Someone pushed through the IN door, some teenager. I think it was the kid we almost hit coming in, the one on the Yamaha with no helmet. "The fog!" he yelled. "Y'oughta see the fog! It's rolling right up Kansas Road!" People looked around at him. He was panting, as if he had run a long distance. Nobody said anything. "Well, y'oughta see it," he repeated, sounding defensive this time. People eyed him and some of them shuffled, but no one wanted to lose his or her place in line. A few people who hadn't reached the lines yet left their carts and strolled through the empty checkout lanes to see if they could see what he was talking about. A big guy in a summer hat with a paisley band (the kind of hat you almost never see except in beer commercials with backyard barbecues as their settings) yanked open the OUT door and several people-ten, maybe a dozen-went out with him. The kid went along.

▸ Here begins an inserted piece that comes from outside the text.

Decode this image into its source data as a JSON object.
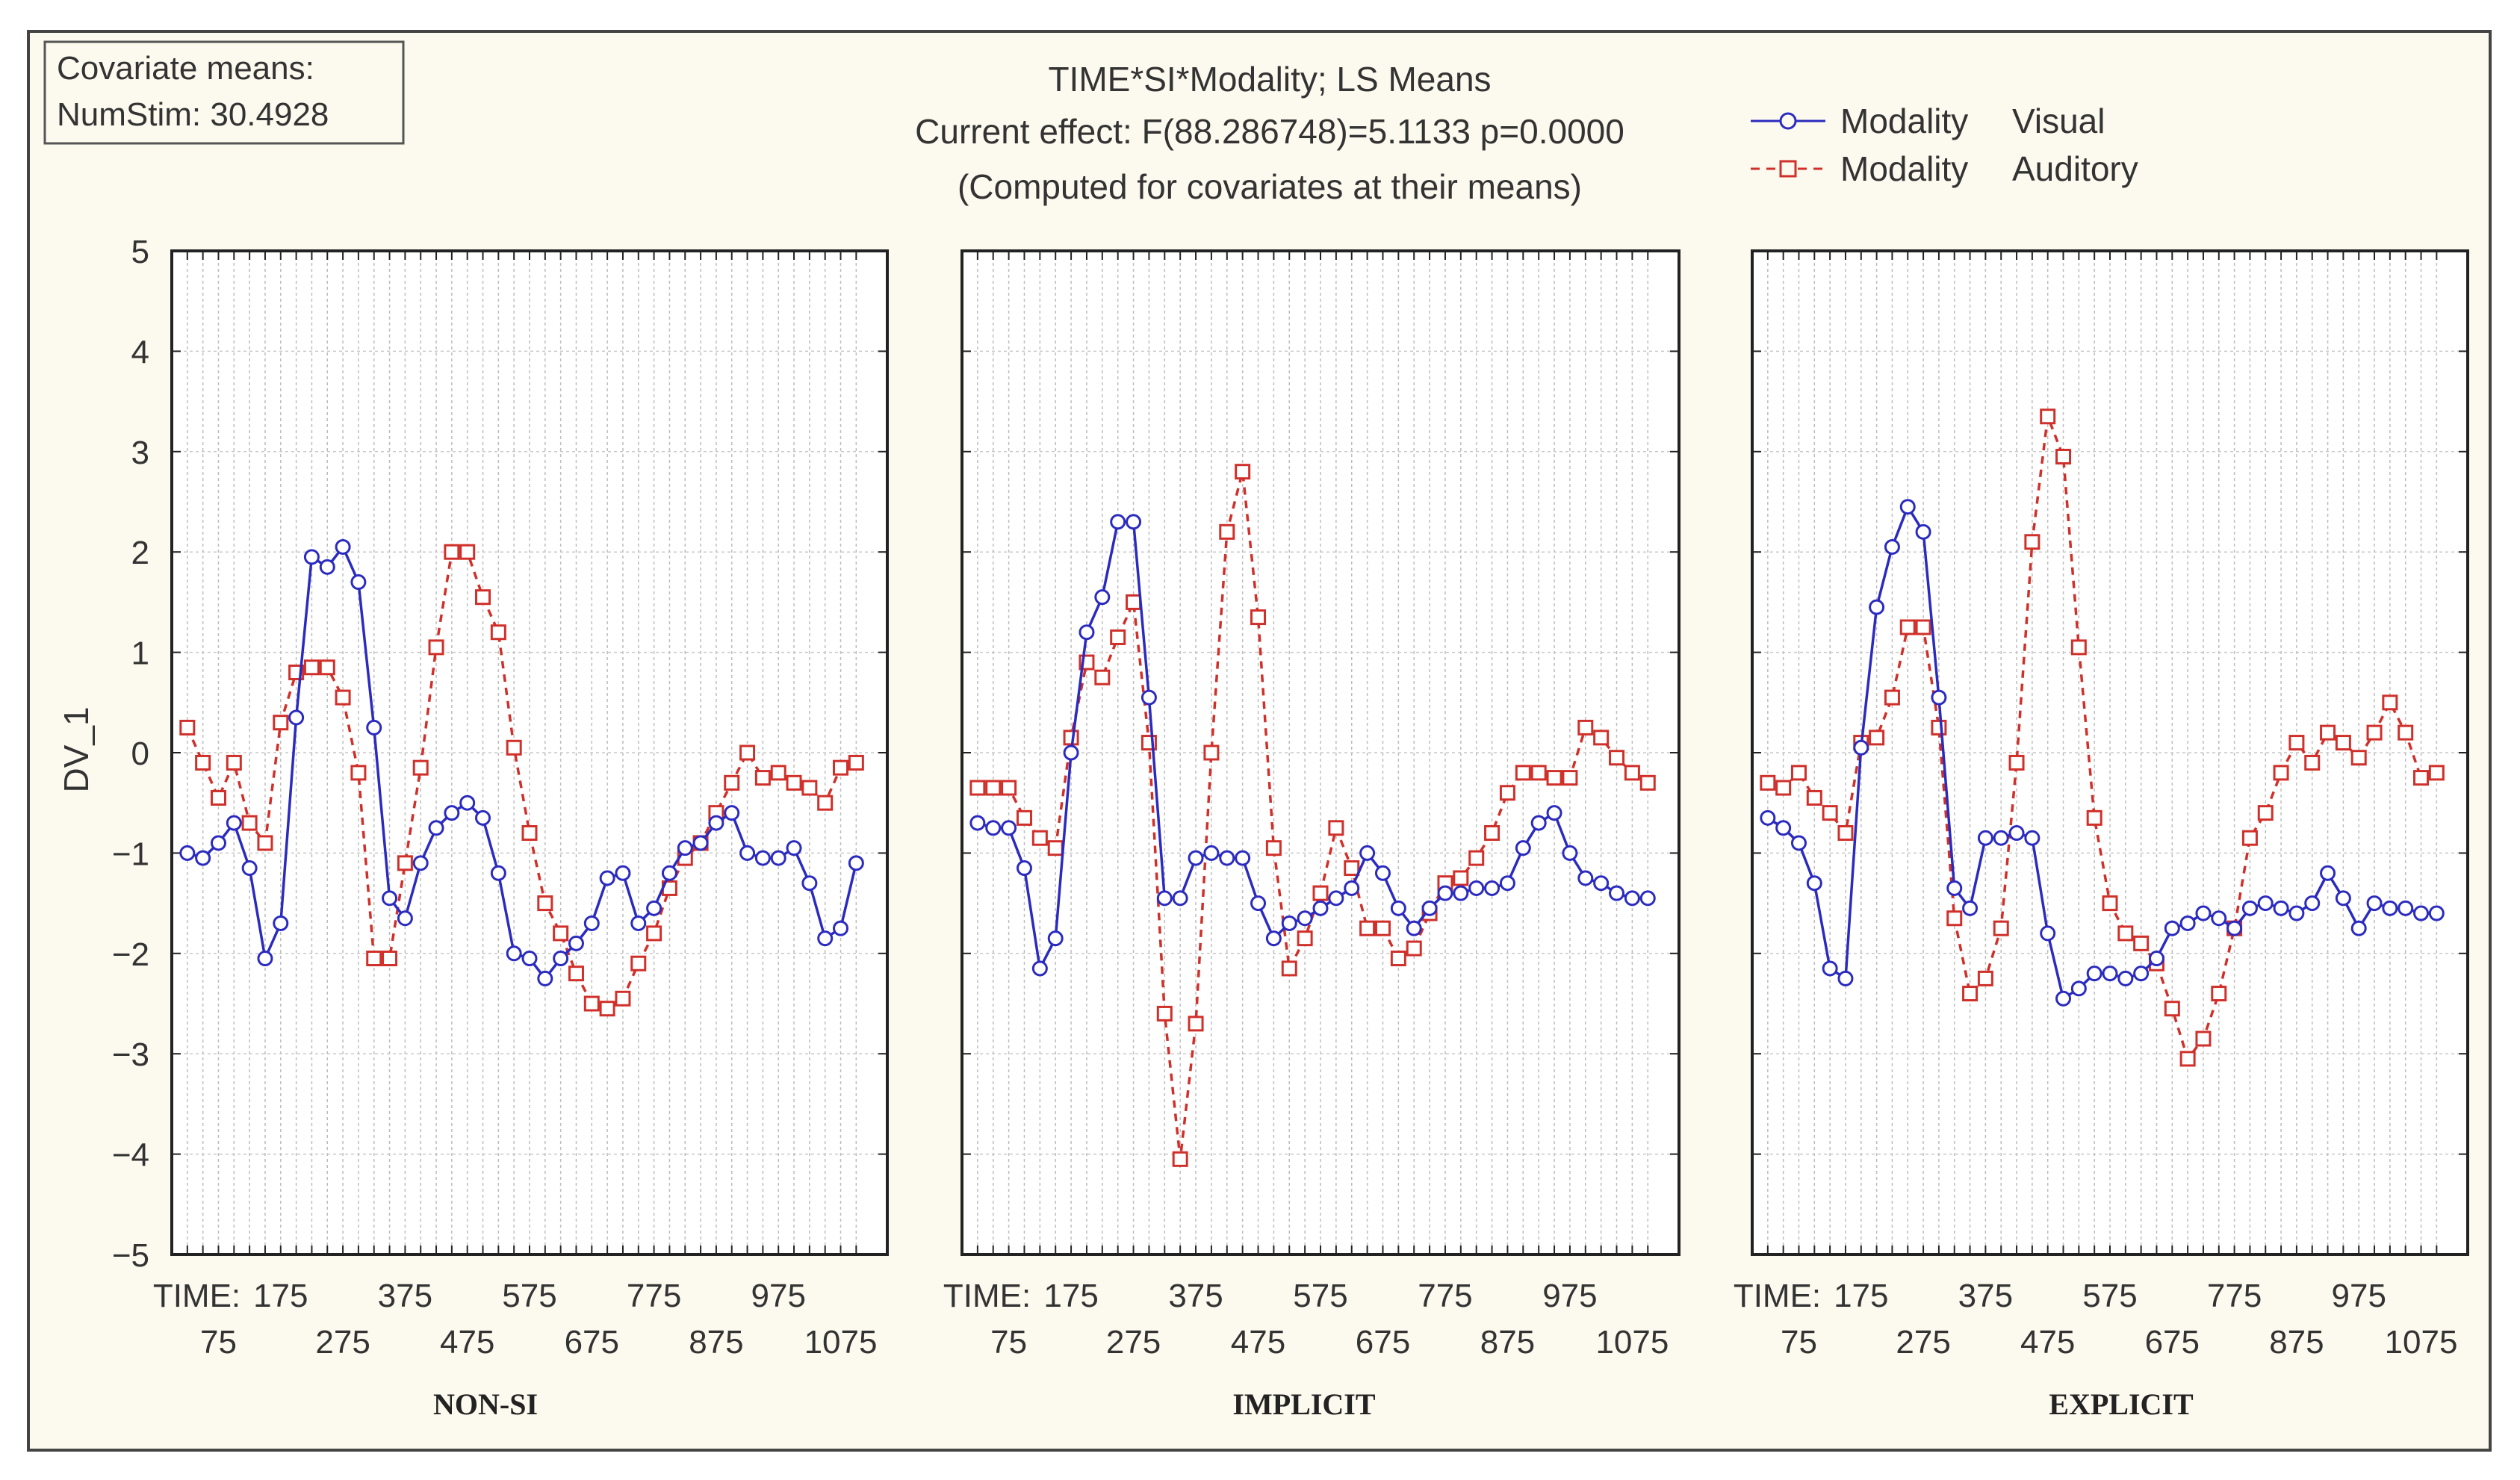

"Don't let out all the air conditioning," one of the army kids cracked, and there were a few chuckles. I wasn't chuckling. I had seen the mist coming across the lake.
"Billy, why don't you go have a look?" Norton said.
"No," I said at once, for no concrete reason.
The line moved forward again. People craned their necks, looking for the fog the kid had mentioned, but there was nothing on view except bright-blue sky. I heard someone say that the kid must have been joking. Someone else responded that he had seen a funny line of mist on Long Lake not an hour ago. The first whistle whooped and screamed. I didn't like it. It sounded like big-league doom blowing that way.
More people went out. A few even left their places in line, which speeded up the proceedings a bit. Then grizzled old John Lee Frovin, who works as a mechanic at the Texaco station, came ducking in and yelled: "Hey! Anybody got a camera?" He looked around, then ducked back out again.
That caused something of a rush. If it was worth taking a picture of, it was worth seeing.
Suddenly Mrs. Carmody cried in her rusty but powerful old voice, "Don't go out there!"
People turned around to look at her. The orderly shape of the lines had grown fuzzy as people left to get a look at the mist, or as they drew away from Mrs. Carmody, or as I they milled around, seeking out their friends. A pretty young woman in a cranberry-colored sweatshirt and dark-green slacks was looking at Mrs. Carmody in a thoughtful, evaluating way. A few opportunists were taking advantage of whatever the situation was to move up a couple of places. The checker beside Bud Brown looked over her shoulder again, and Brown tapped her shoulder with a long finger. "Keep your mind on what you're doing, Sally."
"Don't go out there!" Mrs. Carmody yelled. "It's death! I feel that it's death out there!"
Bud and Ollie Weeks, who both knew her, just looked impatient and irritated, but any summer people around her stepped smartly away, never minding their places in line. The bag-ladies in big cities seem to have the same effect on people, as if they were carriers of some contagious disease. Who knows? Maybe they are.